CMOSE: Comprehensive Multi-Modality Online Student Engagement Dataset with High-Quality Labels
Chi-hsuan Wu, Shih-yang Liu, Xijie Huang, Xingbo Wang, Rong Zhang, Luca Minciullo, Wong Kai Yiu, Kenny Kwan, Kwang-Ting Cheng
TL;DR
This paper addresses the challenge of detecting online student engagement by introducing the CMOSE dataset with psychology-guided, high-quality labels and a multi-modal collection of visual, audio, and chat data. It proposes MocoRank, a MoCo-inspired training mechanism that handles data imbalance, intra-class variation, and ordinal relationships through a Score Pool and a Multi-Margin Loss that leverages relative comparisons.

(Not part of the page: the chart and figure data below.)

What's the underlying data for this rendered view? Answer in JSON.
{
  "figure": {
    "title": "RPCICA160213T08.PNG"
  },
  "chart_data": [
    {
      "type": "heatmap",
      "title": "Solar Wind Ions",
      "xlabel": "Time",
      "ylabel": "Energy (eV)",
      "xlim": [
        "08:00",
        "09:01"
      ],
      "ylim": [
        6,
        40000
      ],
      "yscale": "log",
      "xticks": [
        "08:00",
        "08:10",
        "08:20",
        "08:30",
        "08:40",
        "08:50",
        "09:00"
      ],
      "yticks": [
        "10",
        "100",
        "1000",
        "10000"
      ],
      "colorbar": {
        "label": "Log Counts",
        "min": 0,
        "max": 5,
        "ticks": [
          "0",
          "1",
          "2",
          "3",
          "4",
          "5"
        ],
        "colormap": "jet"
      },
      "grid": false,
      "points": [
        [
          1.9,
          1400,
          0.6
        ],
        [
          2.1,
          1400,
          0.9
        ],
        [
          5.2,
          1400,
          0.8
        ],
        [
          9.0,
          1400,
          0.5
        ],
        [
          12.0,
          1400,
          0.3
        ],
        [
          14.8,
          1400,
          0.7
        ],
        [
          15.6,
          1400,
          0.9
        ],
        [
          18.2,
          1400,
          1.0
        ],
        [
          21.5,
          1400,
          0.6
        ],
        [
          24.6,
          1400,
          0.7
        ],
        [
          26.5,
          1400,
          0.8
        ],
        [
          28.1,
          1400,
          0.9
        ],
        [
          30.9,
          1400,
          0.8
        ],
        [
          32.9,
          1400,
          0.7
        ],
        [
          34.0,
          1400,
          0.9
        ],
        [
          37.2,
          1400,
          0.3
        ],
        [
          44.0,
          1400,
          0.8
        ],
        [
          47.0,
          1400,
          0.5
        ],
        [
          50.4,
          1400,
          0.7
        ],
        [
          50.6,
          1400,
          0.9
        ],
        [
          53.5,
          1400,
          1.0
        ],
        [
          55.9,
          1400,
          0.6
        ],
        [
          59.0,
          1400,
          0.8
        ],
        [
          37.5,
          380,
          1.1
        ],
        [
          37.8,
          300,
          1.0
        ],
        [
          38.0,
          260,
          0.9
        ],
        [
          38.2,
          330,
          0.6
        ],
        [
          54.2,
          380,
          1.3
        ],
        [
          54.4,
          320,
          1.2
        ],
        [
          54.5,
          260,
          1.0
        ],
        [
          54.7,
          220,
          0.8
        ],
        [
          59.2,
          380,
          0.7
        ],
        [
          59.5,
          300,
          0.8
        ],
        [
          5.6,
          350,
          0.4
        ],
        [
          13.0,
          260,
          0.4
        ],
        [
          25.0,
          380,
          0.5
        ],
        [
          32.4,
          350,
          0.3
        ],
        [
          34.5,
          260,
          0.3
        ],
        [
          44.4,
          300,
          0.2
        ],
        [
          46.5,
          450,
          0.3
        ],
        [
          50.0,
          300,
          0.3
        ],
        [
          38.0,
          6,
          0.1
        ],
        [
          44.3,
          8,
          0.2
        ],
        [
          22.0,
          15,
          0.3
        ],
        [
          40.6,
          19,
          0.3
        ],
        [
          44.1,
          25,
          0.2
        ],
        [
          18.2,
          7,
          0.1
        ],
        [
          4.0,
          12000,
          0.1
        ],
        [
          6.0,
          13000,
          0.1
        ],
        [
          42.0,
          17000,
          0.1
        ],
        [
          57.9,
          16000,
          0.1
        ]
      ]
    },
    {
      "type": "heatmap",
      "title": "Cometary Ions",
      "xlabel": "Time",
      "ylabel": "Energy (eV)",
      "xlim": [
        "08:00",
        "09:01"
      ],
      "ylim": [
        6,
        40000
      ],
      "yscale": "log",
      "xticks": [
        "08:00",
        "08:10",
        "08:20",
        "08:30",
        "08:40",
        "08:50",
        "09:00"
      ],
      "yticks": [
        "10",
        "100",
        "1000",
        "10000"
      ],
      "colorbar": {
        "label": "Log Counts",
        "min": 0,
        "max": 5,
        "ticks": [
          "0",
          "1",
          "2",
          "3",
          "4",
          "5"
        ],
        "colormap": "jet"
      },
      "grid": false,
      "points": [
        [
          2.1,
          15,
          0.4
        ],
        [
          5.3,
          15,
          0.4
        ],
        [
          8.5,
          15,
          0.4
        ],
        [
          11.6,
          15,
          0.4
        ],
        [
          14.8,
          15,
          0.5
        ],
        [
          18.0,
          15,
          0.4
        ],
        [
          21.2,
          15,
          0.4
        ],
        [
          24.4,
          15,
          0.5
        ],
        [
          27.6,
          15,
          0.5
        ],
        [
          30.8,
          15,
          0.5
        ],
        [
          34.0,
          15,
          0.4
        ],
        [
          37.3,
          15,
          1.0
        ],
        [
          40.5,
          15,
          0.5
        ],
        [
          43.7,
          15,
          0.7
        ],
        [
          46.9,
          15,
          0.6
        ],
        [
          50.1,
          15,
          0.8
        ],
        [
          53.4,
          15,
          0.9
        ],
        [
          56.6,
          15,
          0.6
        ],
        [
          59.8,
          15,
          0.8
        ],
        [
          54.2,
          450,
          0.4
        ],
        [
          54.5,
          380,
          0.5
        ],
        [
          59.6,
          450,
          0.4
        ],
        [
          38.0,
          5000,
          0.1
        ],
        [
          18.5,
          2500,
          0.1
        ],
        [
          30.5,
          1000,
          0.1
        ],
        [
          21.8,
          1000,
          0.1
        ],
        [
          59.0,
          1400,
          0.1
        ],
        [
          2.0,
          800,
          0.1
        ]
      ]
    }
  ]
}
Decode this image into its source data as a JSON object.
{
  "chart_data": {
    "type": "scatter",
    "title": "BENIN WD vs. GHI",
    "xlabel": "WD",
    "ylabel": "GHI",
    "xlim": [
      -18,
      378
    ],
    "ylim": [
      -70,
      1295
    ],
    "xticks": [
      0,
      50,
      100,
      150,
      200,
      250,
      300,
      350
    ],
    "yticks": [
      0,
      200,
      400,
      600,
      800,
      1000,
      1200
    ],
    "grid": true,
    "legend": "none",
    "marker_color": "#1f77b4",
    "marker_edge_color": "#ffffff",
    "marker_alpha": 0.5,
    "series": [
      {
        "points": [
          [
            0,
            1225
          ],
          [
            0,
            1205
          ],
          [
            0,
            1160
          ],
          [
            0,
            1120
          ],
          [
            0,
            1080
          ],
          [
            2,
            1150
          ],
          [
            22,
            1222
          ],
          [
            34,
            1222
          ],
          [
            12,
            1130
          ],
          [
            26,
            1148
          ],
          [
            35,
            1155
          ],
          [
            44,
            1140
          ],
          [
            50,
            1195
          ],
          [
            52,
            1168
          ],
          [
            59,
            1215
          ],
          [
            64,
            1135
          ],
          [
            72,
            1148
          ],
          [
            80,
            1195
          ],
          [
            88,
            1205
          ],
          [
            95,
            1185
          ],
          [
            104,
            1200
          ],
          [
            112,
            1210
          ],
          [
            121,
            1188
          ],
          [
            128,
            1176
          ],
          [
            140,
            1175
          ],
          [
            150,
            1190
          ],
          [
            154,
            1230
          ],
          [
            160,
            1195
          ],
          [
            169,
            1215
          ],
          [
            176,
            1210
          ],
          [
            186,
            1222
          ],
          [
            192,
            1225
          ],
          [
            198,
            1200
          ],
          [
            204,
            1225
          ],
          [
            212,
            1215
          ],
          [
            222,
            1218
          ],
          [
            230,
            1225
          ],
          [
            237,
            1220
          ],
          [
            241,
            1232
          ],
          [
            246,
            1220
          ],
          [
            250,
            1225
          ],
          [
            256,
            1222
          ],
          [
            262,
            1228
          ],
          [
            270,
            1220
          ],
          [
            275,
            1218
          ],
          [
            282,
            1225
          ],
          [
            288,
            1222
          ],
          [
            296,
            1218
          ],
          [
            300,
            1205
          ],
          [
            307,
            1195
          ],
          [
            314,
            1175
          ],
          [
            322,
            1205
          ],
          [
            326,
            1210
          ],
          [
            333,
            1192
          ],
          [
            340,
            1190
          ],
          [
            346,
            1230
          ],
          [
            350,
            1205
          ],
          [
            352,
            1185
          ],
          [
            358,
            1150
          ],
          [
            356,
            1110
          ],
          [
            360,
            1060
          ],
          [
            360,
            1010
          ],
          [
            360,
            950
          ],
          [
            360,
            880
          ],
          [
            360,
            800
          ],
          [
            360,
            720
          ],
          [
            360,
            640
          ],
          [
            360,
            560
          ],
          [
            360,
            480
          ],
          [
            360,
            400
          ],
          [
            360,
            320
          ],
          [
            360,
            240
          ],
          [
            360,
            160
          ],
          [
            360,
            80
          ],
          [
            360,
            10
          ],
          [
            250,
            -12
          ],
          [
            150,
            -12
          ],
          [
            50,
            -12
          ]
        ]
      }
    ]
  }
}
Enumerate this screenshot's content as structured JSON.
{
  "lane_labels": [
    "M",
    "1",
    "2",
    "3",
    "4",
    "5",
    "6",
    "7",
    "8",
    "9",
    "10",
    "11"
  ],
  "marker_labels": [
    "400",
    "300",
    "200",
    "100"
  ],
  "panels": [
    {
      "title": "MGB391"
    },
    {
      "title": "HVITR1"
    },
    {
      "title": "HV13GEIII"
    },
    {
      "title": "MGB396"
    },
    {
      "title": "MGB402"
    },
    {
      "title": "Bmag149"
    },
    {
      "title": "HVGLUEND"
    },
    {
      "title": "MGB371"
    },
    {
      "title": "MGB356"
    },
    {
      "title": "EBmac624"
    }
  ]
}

The approach combines high-level visual features with I3D representations and audio cues, yielding superior performance compared with traditional losses; multi-modality improves robustness, and transferability experiments show CMOSE pretraining enables stronger cross-dataset performance. Overall, the work provides a comprehensive dataset, a novel learning objective, and practical insights for building effective, multi-modal engagement recognition systems in online education.
Abstract
Online learning is a rapidly growing industry. However, a major doubt about online learning is whether students are as engaged as they are in face-to-face classes. An engagement recognition system can notify the instructors about the students condition and improve the learning experience. Current challenges in engagement detection involve poor label quality, extreme data imbalance, and intra-class variety - the variety of behaviors at a certain engagement level. To address these problems, we present the CMOSE dataset, which contains a large number of data from different engagement levels and high-quality labels annotated according to psychological advice. We also propose a training mechanism MocoRank to handle the intra-class variety and the ordinal pattern of different degrees of engagement classes. MocoRank outperforms prior engagement detection frameworks, achieving a 1.32% increase in overall accuracy and 5.05% improvement in average accuracy. Further, we demonstrate the effectiveness of multi-modality in engagement detection by combining video features with speech and audio features. The data transferability experiments also state that the proposed CMOSE dataset provides superior label quality and behavior diversity.